Sunday, June 12, 2011

Trading is difficult - or is it?

Trading is difficult - or is it?

The reason most trade is to make a profit. Rarely do we do so for sport of it. There are some, however, who do not treat their trading as a game in the tables of Las Vegas. Those who do, unfortunately, will soon be sent packing to their day jobs, so they could return with another stake to try again. But if you're one of those who think that trading should be taken seriously, keep reading.

Trading is hard, then again, it's really simple. Maybe I should say that trading is just a state of mind. What may seem daunting task to some can still seem like a catwalk to another. The glass is half full, glass is half empty, that sort of thing.

How does trading appear to you? Are you overwhelmed with all the news? Or it is all the technical indicators are tossed into your trading programs that move your eyes cross? Maybe it's different trading programs themselves, who are looking dumbfounded by your office window, staring into space and making weird sounds from between your lips drooping.

Well, maybe some choice words here might help clarify this situation for you. A little perspective can go a long way in getting you to watch the market a whole new light.

If the markets moved haphazardly with no rhyme or reason, I would suggest not to run for the hills and not look back. Fortunately, this is not the case. With all the persuasion in the world, I know for a fact that markets are governed by natural laws that make it predictable to varying degrees. What extent they are predictable are more dependent on who makes a prediction as well.

The fact that markets tend to trend says a lot about how much randomness in it ... very little. Instead of acting like a scratched record, it moves with such a harmony that shows obvious mathematical relationship between its peaks and bottoms. You only have to spend hours upon hours studying these lists at the end to see it to be true.

But the point is that markets tend to trend. And because this is the case, it is to your advantage to concentrate your trades with the trend in mind. A market move higher is likely to keep working, then move lower. And market trending down is likely to continue doing more to move up. At some point in time the trend will eventually end. But if you just look at your charts you will see that it takes a long time to happen.

Knowing this can only put the odds in your favor. However, unless you have money to sustain this trend corrections (which moves opposite trend is usually temporary), it may take one or two of these corrections. The issue here is that time. In other words, if you want to buy to do it as close to the bottom trend or correction at the bottom as possible. That way you will not have to withstand any major reason to trade equity and will have a "guest" capability. "Ah, the feeling of being able to stay in a trend and watch your account swell as a tick on your dog. better able to time your trades for less money you need. It is a given.
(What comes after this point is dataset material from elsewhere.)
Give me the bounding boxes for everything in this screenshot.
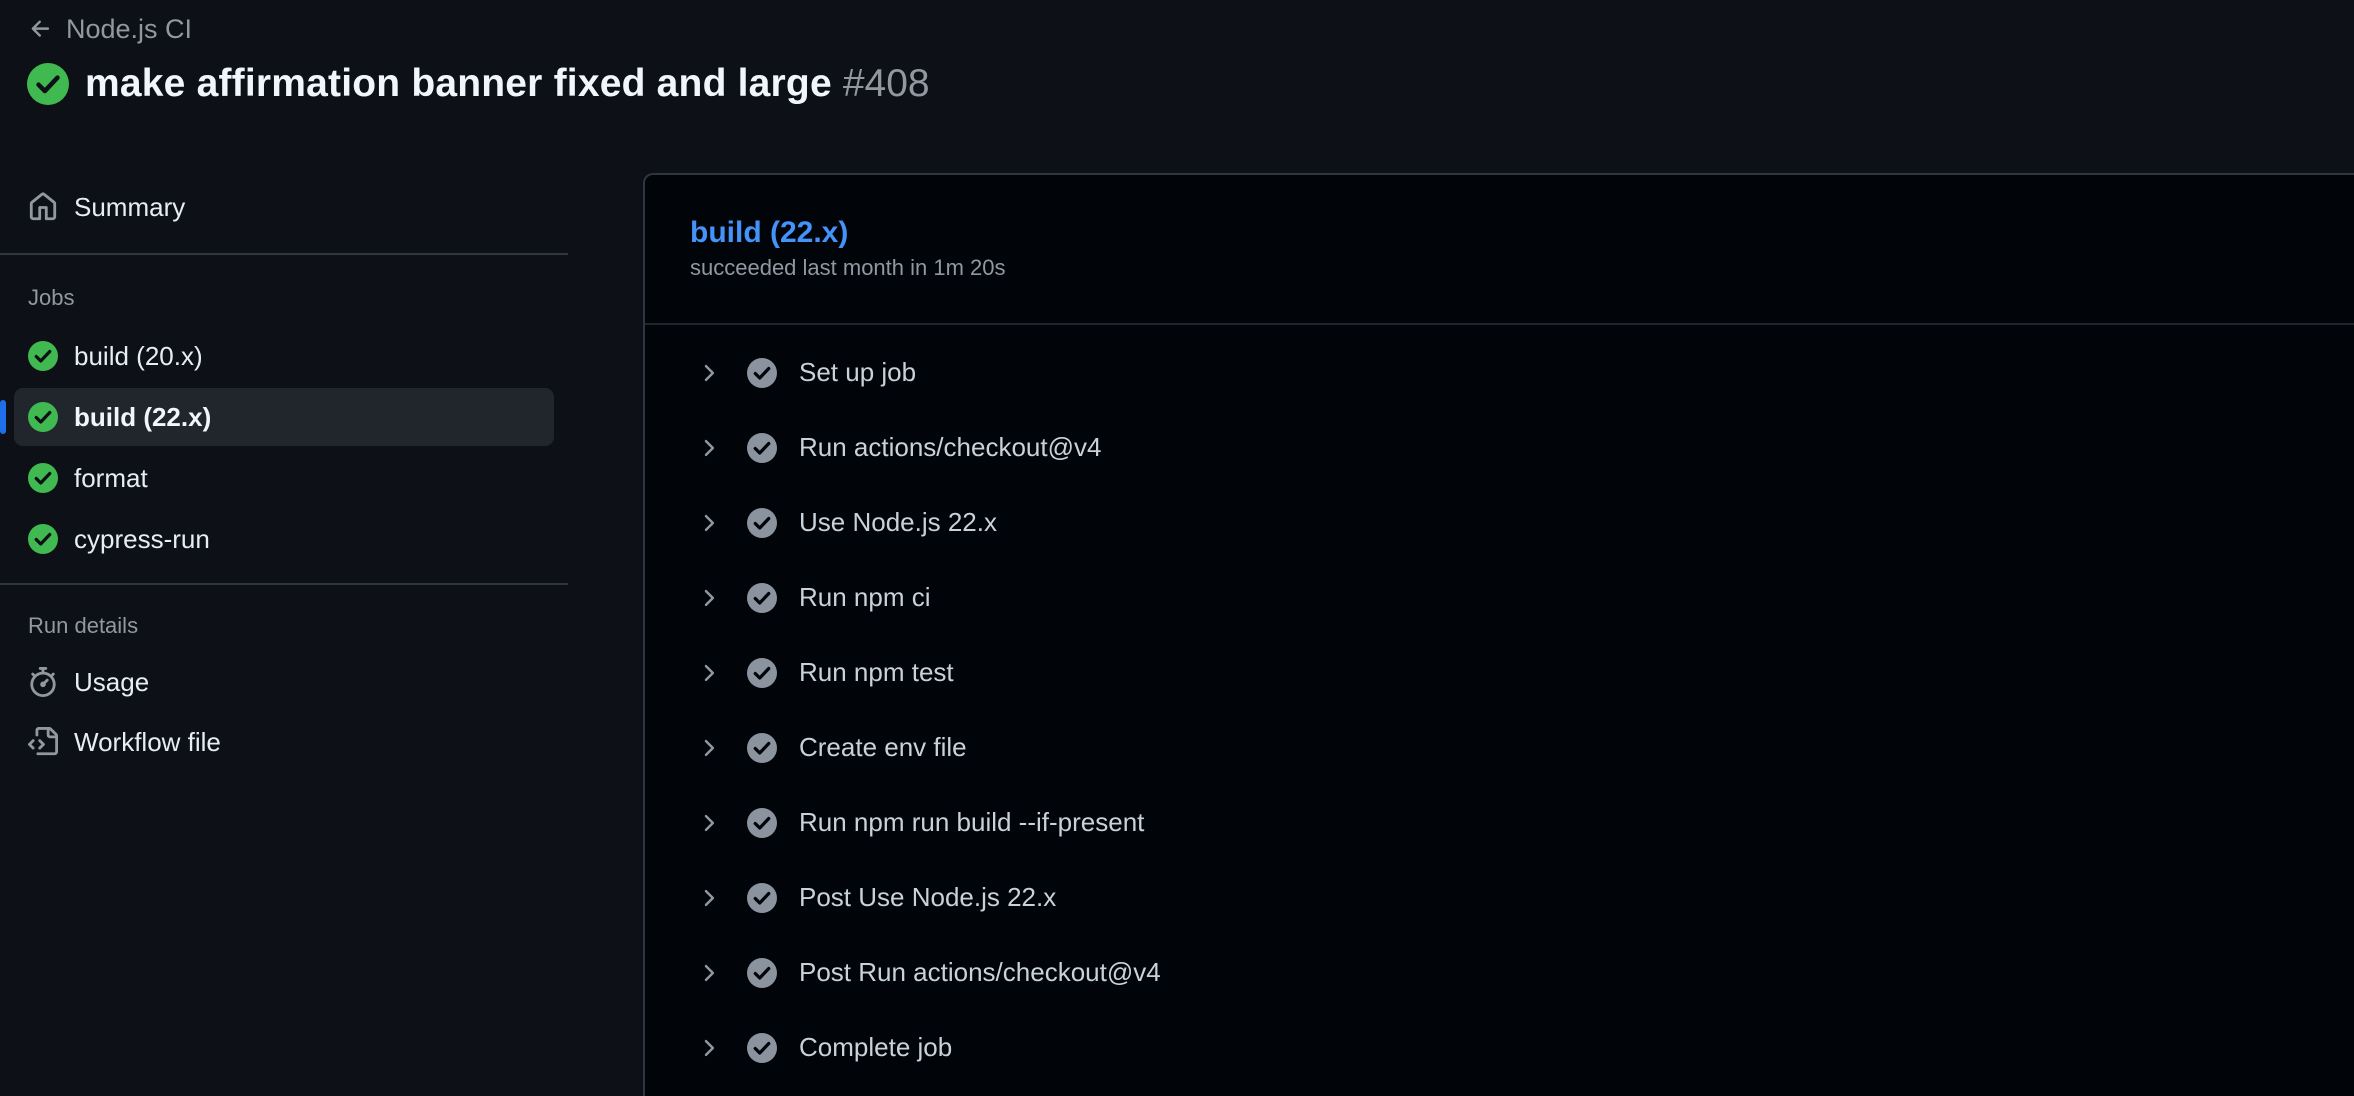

So you know you want to trade with trend. And you know that you can better time the market will have less to risk more to gain (because you can stick longer in the trade, going your way). So how do you go about watching the market in a way that is less intimidating, without resorting to the use of rose-colored glasses lend a 3-year-old?

One way is to start from the top and work your way down. The lists are available in different time frames. There are yearly, monthly, weekly, daily and intraday charts that you can use to view your market from top to bottom (no pun intended). Start from a higher time frame than would be trading. If you're looking to day trade, see daily chart to get an idea of ​​the dominant trend of your market. If you plan to be in trade for more than one day (trading position), then make sure to look at the monthly and weekly chart before you make your trading plan out the daily chart.

When you look at the table in a large period of time, you get to see the big picture. Moving lower prices overall on the monthly chart, forming a lower monthly swing tops and bottoms? If so, then the major trend is down. And it should suggest to you? That is likely to continue downward. Because you have seen this on a monthly card, how do you think this will look on your daily or weekly chart? That downtrend major monthly pass would be a big, big trend down on your weekly chart. And your daily scheme would have to go down for a long, long time.

So if you happen to be planning your trades off the daily chart, the best sold off some corrective swing top and you get the idea of ​​buying out of your head. If your long-term trend is your weekly and an upward swing as well, then you better think just buying the dips and anything else for your daily pattern.

This will start to see the market in a reasonable light. You will see the big picture and all the little noise will have less impact on your psyche. Once the direction is known and is determined that you are going to focus exclusively on buying or selling based on this trend, then we can look at ways to improve your timing on.